Accounts bulked up with fake followers, comments and likes are rampant on Instagram and Facebook. You can buy 500 likes for a measly $7 and amass thousands of followers with a click and a credit card.
With fake followers come irrelevant audiences, and many large accounts have followers who are mostly based overseas, meaning posts about your Australian business aren’t going to convert to paying customers.
If you decide to step into the influencer arena, it’s better to stick with local micro influencers with informed and engaged audiences. A micro influencer generally has less than 30,000 followers and is viewed as a trusted source compared to those with millions of followers.

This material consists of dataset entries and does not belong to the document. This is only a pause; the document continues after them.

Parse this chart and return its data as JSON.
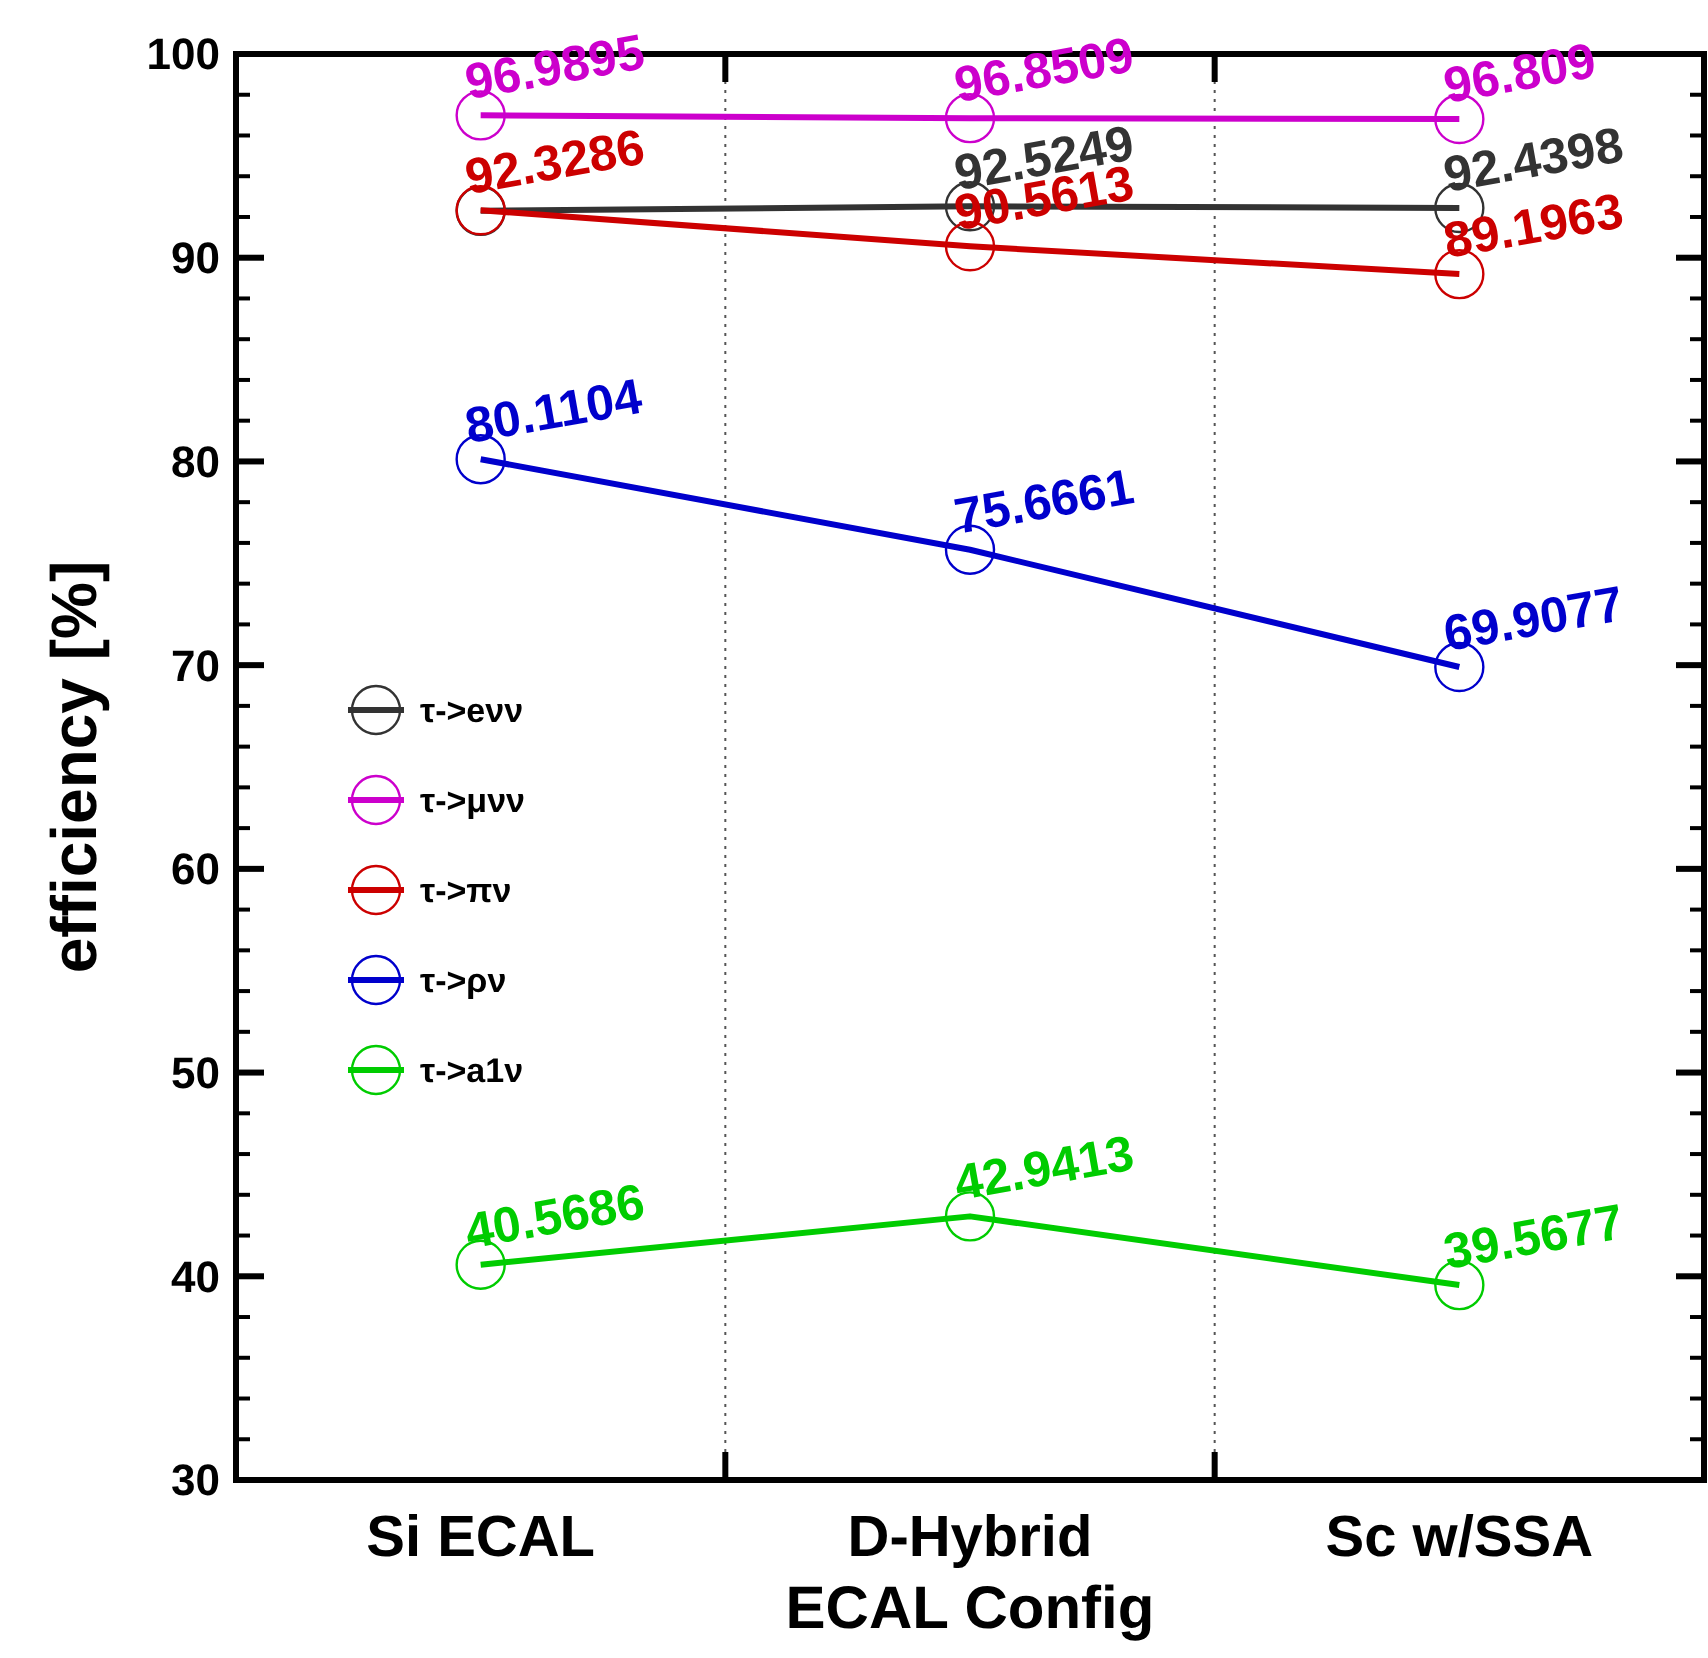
{
  "chart_data": {
    "type": "line",
    "xlabel": "ECAL Config",
    "ylabel": "efficiency [%]",
    "categories": [
      "Si ECAL",
      "D-Hybrid",
      "Sc w/SSA"
    ],
    "ylim": [
      30,
      100
    ],
    "yticks": [
      30,
      40,
      50,
      60,
      70,
      80,
      90,
      100
    ],
    "grid": false,
    "legend": "left",
    "marker": "circle",
    "line_style": "solid",
    "series": [
      {
        "name": "τ->eνν",
        "color": "#333333",
        "values": [
          92.3,
          92.5249,
          92.4398
        ],
        "value_labels": [
          null,
          "92.5249",
          "92.4398"
        ]
      },
      {
        "name": "τ->μνν",
        "color": "#cc00cc",
        "values": [
          96.9895,
          96.8509,
          96.809
        ],
        "value_labels": [
          "96.9895",
          "96.8509",
          "96.809"
        ]
      },
      {
        "name": "τ->πν",
        "color": "#cc0000",
        "values": [
          92.3286,
          90.5613,
          89.1963
        ],
        "value_labels": [
          "92.3286",
          "90.5613",
          "89.1963"
        ]
      },
      {
        "name": "τ->ρν",
        "color": "#0000cc",
        "values": [
          80.1104,
          75.6661,
          69.9077
        ],
        "value_labels": [
          "80.1104",
          "75.6661",
          "69.9077"
        ]
      },
      {
        "name": "τ->a1ν",
        "color": "#00cc00",
        "values": [
          40.5686,
          42.9413,
          39.5677
        ],
        "value_labels": [
          "40.5686",
          "42.9413",
          "39.5677"
        ]
      }
    ]
  }
}
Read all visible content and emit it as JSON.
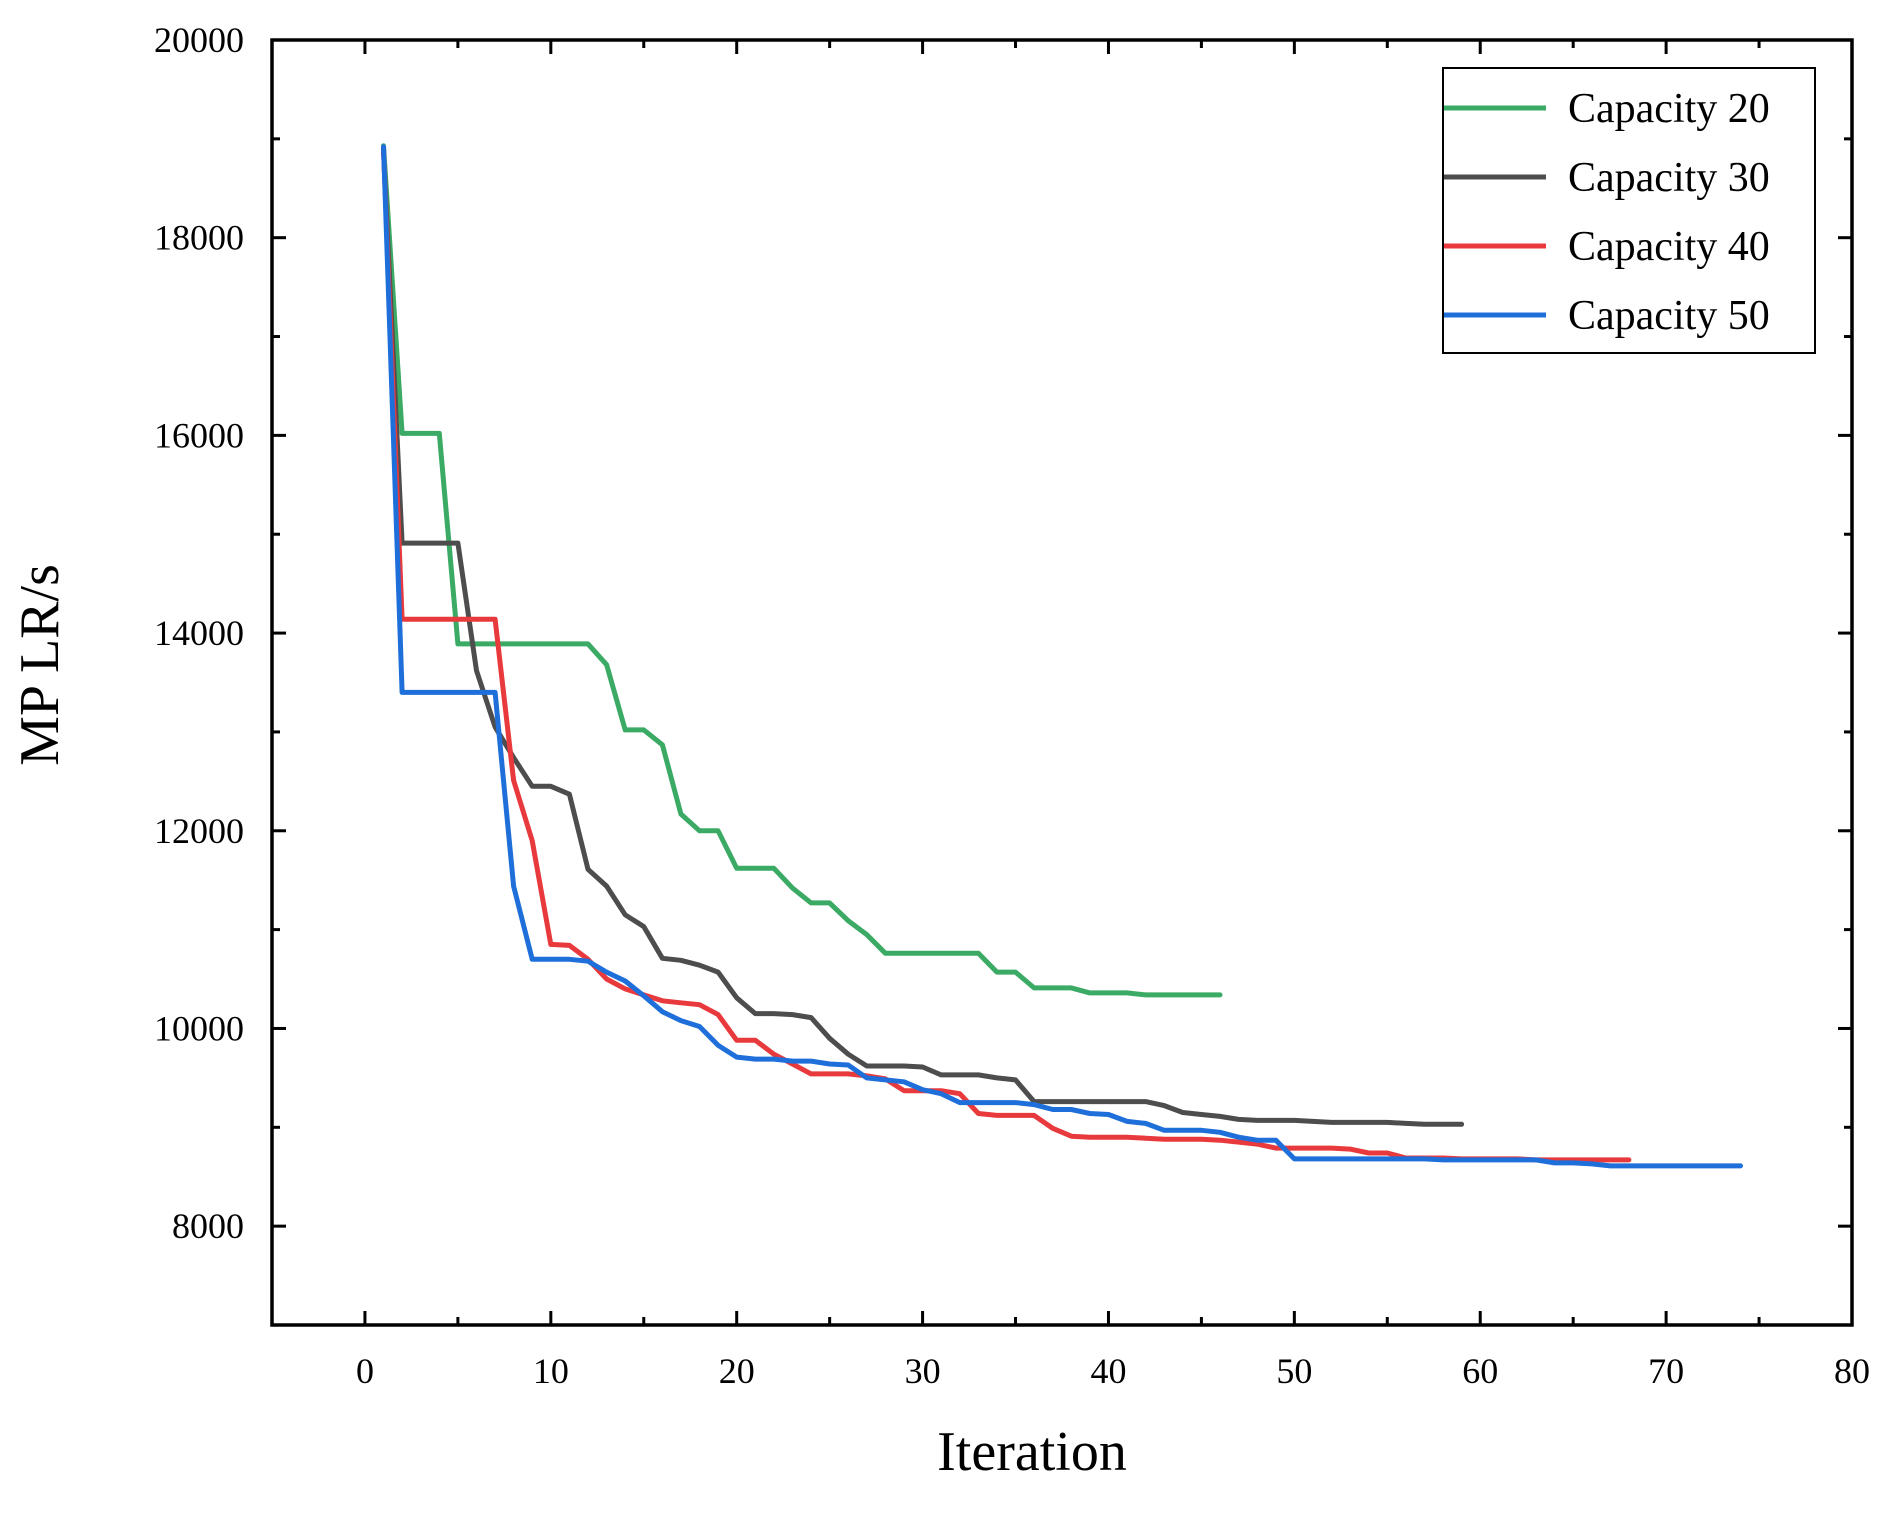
{
  "chart_data": {
    "type": "line",
    "title": "",
    "xlabel": "Iteration",
    "ylabel": "MP LR/s",
    "xlim": [
      -5,
      80
    ],
    "ylim": [
      7000,
      20000
    ],
    "x_ticks": [
      0,
      10,
      20,
      30,
      40,
      50,
      60,
      70,
      80
    ],
    "y_ticks": [
      8000,
      10000,
      12000,
      14000,
      16000,
      18000,
      20000
    ],
    "x_tick_labels": [
      "0",
      "10",
      "20",
      "30",
      "40",
      "50",
      "60",
      "70",
      "80"
    ],
    "y_tick_labels": [
      "8000",
      "10000",
      "12000",
      "14000",
      "16000",
      "18000",
      "20000"
    ],
    "grid": false,
    "legend_position": "top-right",
    "series": [
      {
        "name": "Capacity 20",
        "color": "#3aaa64",
        "points": [
          [
            1,
            18930
          ],
          [
            2,
            16020
          ],
          [
            3,
            16020
          ],
          [
            4,
            16020
          ],
          [
            5,
            13890
          ],
          [
            6,
            13890
          ],
          [
            7,
            13890
          ],
          [
            8,
            13890
          ],
          [
            9,
            13890
          ],
          [
            10,
            13890
          ],
          [
            11,
            13890
          ],
          [
            12,
            13890
          ],
          [
            13,
            13680
          ],
          [
            14,
            13020
          ],
          [
            15,
            13020
          ],
          [
            16,
            12870
          ],
          [
            17,
            12170
          ],
          [
            18,
            12000
          ],
          [
            19,
            12000
          ],
          [
            20,
            11620
          ],
          [
            21,
            11620
          ],
          [
            22,
            11620
          ],
          [
            23,
            11420
          ],
          [
            24,
            11270
          ],
          [
            25,
            11270
          ],
          [
            26,
            11090
          ],
          [
            27,
            10950
          ],
          [
            28,
            10760
          ],
          [
            29,
            10760
          ],
          [
            30,
            10760
          ],
          [
            31,
            10760
          ],
          [
            32,
            10760
          ],
          [
            33,
            10760
          ],
          [
            34,
            10570
          ],
          [
            35,
            10570
          ],
          [
            36,
            10410
          ],
          [
            37,
            10410
          ],
          [
            38,
            10410
          ],
          [
            39,
            10360
          ],
          [
            40,
            10360
          ],
          [
            41,
            10360
          ],
          [
            42,
            10340
          ],
          [
            43,
            10340
          ],
          [
            44,
            10340
          ],
          [
            45,
            10340
          ],
          [
            46,
            10340
          ]
        ]
      },
      {
        "name": "Capacity 30",
        "color": "#4d4d4d",
        "points": [
          [
            1,
            18880
          ],
          [
            2,
            14910
          ],
          [
            3,
            14910
          ],
          [
            4,
            14910
          ],
          [
            5,
            14910
          ],
          [
            6,
            13620
          ],
          [
            7,
            13050
          ],
          [
            8,
            12740
          ],
          [
            9,
            12450
          ],
          [
            10,
            12450
          ],
          [
            11,
            12370
          ],
          [
            12,
            11610
          ],
          [
            13,
            11440
          ],
          [
            14,
            11150
          ],
          [
            15,
            11030
          ],
          [
            16,
            10710
          ],
          [
            17,
            10690
          ],
          [
            18,
            10640
          ],
          [
            19,
            10570
          ],
          [
            20,
            10310
          ],
          [
            21,
            10150
          ],
          [
            22,
            10150
          ],
          [
            23,
            10140
          ],
          [
            24,
            10110
          ],
          [
            25,
            9900
          ],
          [
            26,
            9740
          ],
          [
            27,
            9620
          ],
          [
            28,
            9620
          ],
          [
            29,
            9620
          ],
          [
            30,
            9610
          ],
          [
            31,
            9530
          ],
          [
            32,
            9530
          ],
          [
            33,
            9530
          ],
          [
            34,
            9500
          ],
          [
            35,
            9480
          ],
          [
            36,
            9260
          ],
          [
            37,
            9260
          ],
          [
            38,
            9260
          ],
          [
            39,
            9260
          ],
          [
            40,
            9260
          ],
          [
            41,
            9260
          ],
          [
            42,
            9260
          ],
          [
            43,
            9220
          ],
          [
            44,
            9150
          ],
          [
            45,
            9130
          ],
          [
            46,
            9110
          ],
          [
            47,
            9080
          ],
          [
            48,
            9070
          ],
          [
            49,
            9070
          ],
          [
            50,
            9070
          ],
          [
            51,
            9060
          ],
          [
            52,
            9050
          ],
          [
            53,
            9050
          ],
          [
            54,
            9050
          ],
          [
            55,
            9050
          ],
          [
            56,
            9040
          ],
          [
            57,
            9030
          ],
          [
            58,
            9030
          ],
          [
            59,
            9030
          ]
        ]
      },
      {
        "name": "Capacity 40",
        "color": "#e8393d",
        "points": [
          [
            1,
            18900
          ],
          [
            2,
            14140
          ],
          [
            3,
            14140
          ],
          [
            4,
            14140
          ],
          [
            5,
            14140
          ],
          [
            6,
            14140
          ],
          [
            7,
            14140
          ],
          [
            8,
            12510
          ],
          [
            9,
            11900
          ],
          [
            10,
            10850
          ],
          [
            11,
            10840
          ],
          [
            12,
            10700
          ],
          [
            13,
            10500
          ],
          [
            14,
            10400
          ],
          [
            15,
            10340
          ],
          [
            16,
            10280
          ],
          [
            17,
            10260
          ],
          [
            18,
            10240
          ],
          [
            19,
            10140
          ],
          [
            20,
            9880
          ],
          [
            21,
            9880
          ],
          [
            22,
            9740
          ],
          [
            23,
            9640
          ],
          [
            24,
            9540
          ],
          [
            25,
            9540
          ],
          [
            26,
            9540
          ],
          [
            27,
            9520
          ],
          [
            28,
            9490
          ],
          [
            29,
            9370
          ],
          [
            30,
            9370
          ],
          [
            31,
            9370
          ],
          [
            32,
            9340
          ],
          [
            33,
            9140
          ],
          [
            34,
            9120
          ],
          [
            35,
            9120
          ],
          [
            36,
            9120
          ],
          [
            37,
            8990
          ],
          [
            38,
            8910
          ],
          [
            39,
            8900
          ],
          [
            40,
            8900
          ],
          [
            41,
            8900
          ],
          [
            42,
            8890
          ],
          [
            43,
            8880
          ],
          [
            44,
            8880
          ],
          [
            45,
            8880
          ],
          [
            46,
            8870
          ],
          [
            47,
            8850
          ],
          [
            48,
            8830
          ],
          [
            49,
            8790
          ],
          [
            50,
            8790
          ],
          [
            51,
            8790
          ],
          [
            52,
            8790
          ],
          [
            53,
            8780
          ],
          [
            54,
            8740
          ],
          [
            55,
            8740
          ],
          [
            56,
            8690
          ],
          [
            57,
            8690
          ],
          [
            58,
            8690
          ],
          [
            59,
            8680
          ],
          [
            60,
            8680
          ],
          [
            61,
            8680
          ],
          [
            62,
            8680
          ],
          [
            63,
            8670
          ],
          [
            64,
            8670
          ],
          [
            65,
            8670
          ],
          [
            66,
            8670
          ],
          [
            67,
            8670
          ],
          [
            68,
            8670
          ]
        ]
      },
      {
        "name": "Capacity 50",
        "color": "#1f6fdb",
        "points": [
          [
            1,
            18920
          ],
          [
            2,
            13400
          ],
          [
            3,
            13400
          ],
          [
            4,
            13400
          ],
          [
            5,
            13400
          ],
          [
            6,
            13400
          ],
          [
            7,
            13400
          ],
          [
            8,
            11440
          ],
          [
            9,
            10700
          ],
          [
            10,
            10700
          ],
          [
            11,
            10700
          ],
          [
            12,
            10680
          ],
          [
            13,
            10570
          ],
          [
            14,
            10480
          ],
          [
            15,
            10330
          ],
          [
            16,
            10170
          ],
          [
            17,
            10080
          ],
          [
            18,
            10020
          ],
          [
            19,
            9830
          ],
          [
            20,
            9710
          ],
          [
            21,
            9690
          ],
          [
            22,
            9690
          ],
          [
            23,
            9670
          ],
          [
            24,
            9670
          ],
          [
            25,
            9640
          ],
          [
            26,
            9630
          ],
          [
            27,
            9500
          ],
          [
            28,
            9480
          ],
          [
            29,
            9460
          ],
          [
            30,
            9380
          ],
          [
            31,
            9340
          ],
          [
            32,
            9250
          ],
          [
            33,
            9250
          ],
          [
            34,
            9250
          ],
          [
            35,
            9250
          ],
          [
            36,
            9230
          ],
          [
            37,
            9180
          ],
          [
            38,
            9180
          ],
          [
            39,
            9140
          ],
          [
            40,
            9130
          ],
          [
            41,
            9060
          ],
          [
            42,
            9040
          ],
          [
            43,
            8970
          ],
          [
            44,
            8970
          ],
          [
            45,
            8970
          ],
          [
            46,
            8950
          ],
          [
            47,
            8900
          ],
          [
            48,
            8870
          ],
          [
            49,
            8870
          ],
          [
            50,
            8680
          ],
          [
            51,
            8680
          ],
          [
            52,
            8680
          ],
          [
            53,
            8680
          ],
          [
            54,
            8680
          ],
          [
            55,
            8680
          ],
          [
            56,
            8680
          ],
          [
            57,
            8680
          ],
          [
            58,
            8670
          ],
          [
            59,
            8670
          ],
          [
            60,
            8670
          ],
          [
            61,
            8670
          ],
          [
            62,
            8670
          ],
          [
            63,
            8670
          ],
          [
            64,
            8640
          ],
          [
            65,
            8640
          ],
          [
            66,
            8630
          ],
          [
            67,
            8610
          ],
          [
            68,
            8610
          ],
          [
            69,
            8610
          ],
          [
            70,
            8610
          ],
          [
            71,
            8610
          ],
          [
            72,
            8610
          ],
          [
            73,
            8610
          ],
          [
            74,
            8610
          ]
        ]
      }
    ]
  }
}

According to data from The Startup, micro influencers offer 60 per cent higher levels of engagement and are 6.7 times more cost-effective per engagement compared to macro influencers, who charge thousands for a single post.
In the US, food influencers are consuming up to $US90,000 worth of food and drink a year, which is an exorbitant hit to venues who will likely fail to recoup costs, no matter how much engagement they may generate online.
There are a number of venues who have made a conscious decision not to work with influencers. Orr doesn’t believe the transaction results in paying customers, and ACME has a blanket rule when it comes to influencer requests — they have to pay just like everyone else.
“When we are approached by influencers, it’s generally by people who don’t really have an idea of what ACME is and what we do,” says Orr. “Their sales pitch is always, ‘I have X amount of followers; I’d love to feature you [and] we’d like a meal for two to four people in exchange for X amounts of posts on X social feeds’.”
ACME runs in circles with big players both in the culinary and social world, and doesn’t need or want to trade macaroni for likes.
“Judging from those who are contacting us, we tend to feel they’re out for a free meal,” says Orr. “We look at their socials and see the quality and style of places they’re posting, and they generally don’t sit on the same level as ACME.
“We’re always polite and say we’re happy to book them a table, but we do not comp meals in exchange for social posts.”
Squadrito is well aware of the stigma attached to influencers, but chooses to focus on creating content that’s of interest to him on a personal level. Like most professions, the good comes with the bad.
“We’re not the biggest account with the most likes, but we pride ourselves on our content, which we know is of a high quality,” he says. “I find the way a lot of the new accounts approach places isn’t right. A lot of accounts will follow and unfollow thousands of accounts or buy followers. We started from scratch and built our followers organically. We never approach any restaurants or cafés unless it’s a new venue where we want to create exposure. For us, it’s always been about pride and we’d never want to tarnish our reputation.”
Influencer accounts are growing by the day and social media marketing won’t be experiencing a downfall anytime soon. So if you do decide to get on board, make sure the influencer you decide to work with is on the same level as your venue. And if you choose to steer clear; there’s nothing stopping you from dabbling in some self-promotion — it’s not rocket science, after all.